There is something about funerals.

They seem to be able to blow everything out of your life apart from the bare essentials. Living and dying. As I sat in the church the irony of having just started a new year full of hope and optimism to now being at the funeral of a 53 year old man was not lost on me. Life may start a new chapter but the detail of the script will remain the same. Nobody puts going to a funeral on their to-do list at the start of a new year. Nobody forecasts that this could be the year of their own funeral. Life will always be a step ahead.

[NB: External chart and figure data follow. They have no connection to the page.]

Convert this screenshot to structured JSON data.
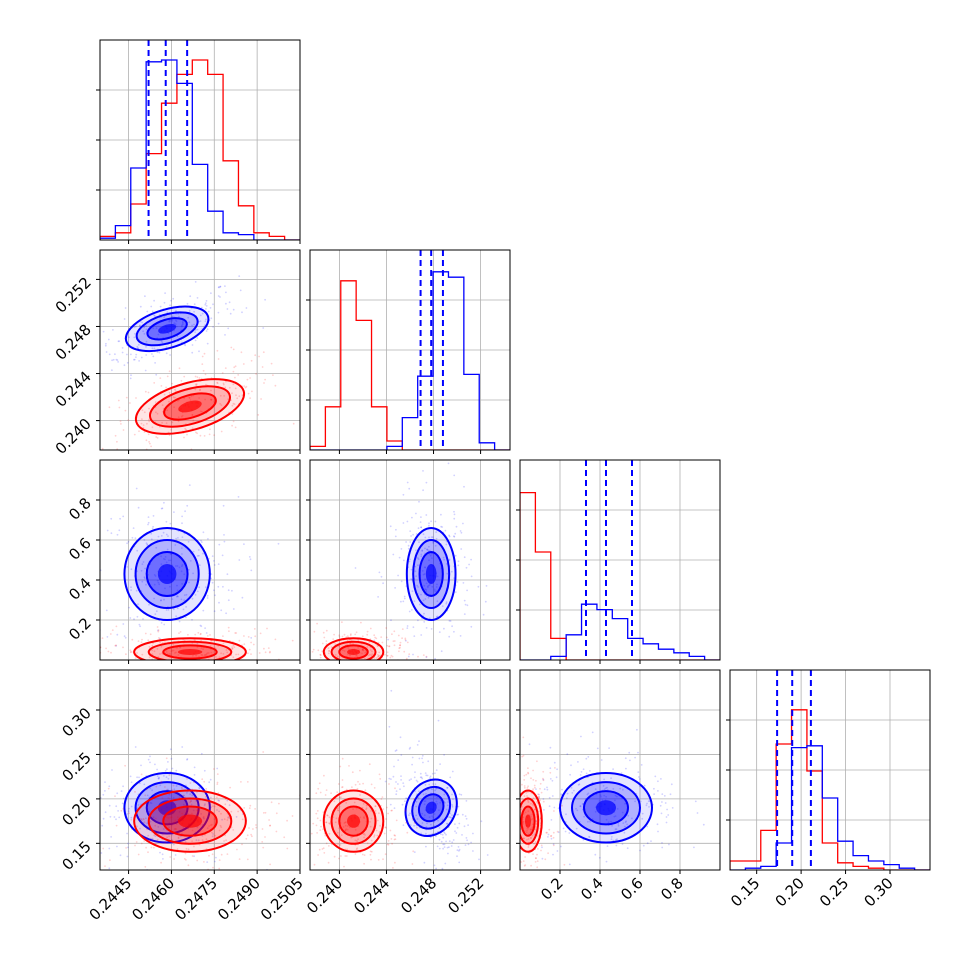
{
  "chart_data": {
    "type": "corner",
    "grid": true,
    "colors": {
      "series_a": "#0000ff",
      "series_b": "#ff0000",
      "grid": "#b0b0b0"
    },
    "series": [
      {
        "color": "#0000ff",
        "mean": [
          0.24585,
          0.2478,
          0.43,
          0.19
        ],
        "std": [
          0.00065,
          0.0009,
          0.1,
          0.017
        ]
      },
      {
        "color": "#ff0000",
        "mean": [
          0.24665,
          0.2412,
          0.04,
          0.175
        ],
        "std": [
          0.00085,
          0.0011,
          0.03,
          0.015
        ]
      }
    ],
    "parameters": [
      {
        "range": [
          0.2435,
          0.2505
        ],
        "ticks": [
          0.2445,
          0.246,
          0.2475,
          0.249,
          0.2505
        ],
        "tick_labels": [
          "0.2445",
          "0.2460",
          "0.2475",
          "0.2490",
          "0.2505"
        ],
        "quantiles_series_a": [
          0.2452,
          0.2458,
          0.24655
        ],
        "hist_series_a": [
          0.01,
          0.08,
          0.4,
          0.99,
          1.0,
          0.87,
          0.42,
          0.16,
          0.04,
          0.03,
          0.0,
          0.0,
          0.0
        ],
        "hist_series_b": [
          0.02,
          0.04,
          0.2,
          0.48,
          0.76,
          0.92,
          1.0,
          0.92,
          0.44,
          0.19,
          0.04,
          0.02,
          0.0
        ]
      },
      {
        "range": [
          0.2375,
          0.2545
        ],
        "ticks": [
          0.24,
          0.244,
          0.248,
          0.252
        ],
        "tick_labels": [
          "0.240",
          "0.244",
          "0.248",
          "0.252"
        ],
        "quantiles_series_a": [
          0.2469,
          0.2478,
          0.2488
        ],
        "hist_series_a": [
          0.0,
          0.0,
          0.0,
          0.0,
          0.0,
          0.02,
          0.18,
          0.41,
          0.99,
          0.96,
          0.42,
          0.04,
          0.0
        ],
        "hist_series_b": [
          0.02,
          0.24,
          0.94,
          0.72,
          0.24,
          0.05,
          0.0,
          0.0,
          0.0,
          0.0,
          0.0,
          0.0,
          0.0
        ]
      },
      {
        "range": [
          0.0,
          1.0
        ],
        "ticks": [
          0.2,
          0.4,
          0.6,
          0.8
        ],
        "tick_labels": [
          "0.2",
          "0.4",
          "0.6",
          "0.8"
        ],
        "quantiles_series_a": [
          0.33,
          0.43,
          0.56
        ],
        "hist_series_a": [
          0.0,
          0.0,
          0.02,
          0.14,
          0.31,
          0.28,
          0.23,
          0.12,
          0.09,
          0.06,
          0.04,
          0.02,
          0.0
        ],
        "hist_series_b": [
          0.93,
          0.6,
          0.12,
          0.0,
          0.0,
          0.0,
          0.0,
          0.0,
          0.0,
          0.0,
          0.0,
          0.0,
          0.0
        ]
      },
      {
        "range": [
          0.12,
          0.345
        ],
        "ticks": [
          0.15,
          0.2,
          0.25,
          0.3
        ],
        "tick_labels": [
          "0.15",
          "0.20",
          "0.25",
          "0.30"
        ],
        "quantiles_series_a": [
          0.173,
          0.19,
          0.211
        ],
        "hist_series_a": [
          0.0,
          0.01,
          0.02,
          0.15,
          0.68,
          0.69,
          0.4,
          0.16,
          0.08,
          0.05,
          0.03,
          0.01,
          0.0
        ],
        "hist_series_b": [
          0.05,
          0.05,
          0.22,
          0.7,
          0.89,
          0.55,
          0.15,
          0.04,
          0.02,
          0.01,
          0.0,
          0.0,
          0.0
        ]
      }
    ]
  }
}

I somehow sense that the thoughts going through my head at that funeral were not just confined to me. They would also have found a foothold, at some stage, in the minds of everybody else in the church. Each one of us is an amazing complex creation with fingers, and lungs, and eyes, and blood flowing through our veins, and voices, and hearts, and minds. Every single incredible piece of us, no matter how small, is there to perform its own unique, extraordinary, essential function. We are sustained on a planet that is way beyond anything we could even begin to contemplate, let alone create. A planet that rotates around a sun to give us light to live and darkness to rest. A planet on which we can grow food to eat and that provides water to drink. A planet that simply spellbinds all of us with the magnificence of its oceans, and rivers, and mountains, and birds and creatures of all kinds of unimaginable shapes and sizes. A planet that has clearly been created just for us. A planet that we would be impossible of creating ourselves.

So why does somebody die at 53? This man had lived a good life, in a good place, with a great wife and two beautiful children. But for all the magnificence and ingenuity of the creation, why for just 53 years. And worse still, why does somebody die at 3, or 13, or 23? Why is somebody murdered at 25, or tortured at 35, or in an accident at 45? Why in the world that was clearly designed to sustain us, do we have war, and famine, and terror, and disaster. Why, for those of us who are supposed to be doing well, are so few of us truly happy for any great length of time. Happiness only comes in little glimpses. Little bubbles and as soon as we try to grab them to keep them, they disappear in our hands. And happiness is the one emotion that links all of us. It is the universal aspiration that we all seek. So this planet may have been created to sustain us, but it does not appear to have been designed to fulfil us.

We have a strong culture of going to funerals in Ireland. I think it stands to us as a race of people. It keeps us grounded. A funeral, in more ways than one, is a very grounding experience. It keeps our own demise in front of us. And our own demise is in front of all of us. At some point it must have crossed everybody’s mind that rather than a 53 year old man, it could have been my turn to be in that coffin today. For all our advancement, and knowledge, and expertise and assumed control over what we do, this is life telling us that it is no more than the luck of the draw.

A funeral makes you see life as it really is – short, more difficult than easy, more uphill than on the level. Sure, there are wonderful moments of joy and achievement along the way, but rather than equal portions, these tend to be just sprinkled through the stoic base. The greatest human attribute of all, is the ability to keep going.

So given the amazing complexities that were required to create both the human being and the planet it lives on, my thoughts as I look on at the coffin of a man who is two years younger than me eventually subside to just one conclusion.

There simply has to be more.

As I grow older the leap of faith gets narrower and narrower. And the narrower it gets, the greater my belief becomes that the ‘more’, will be vastly superior to everything we currently know.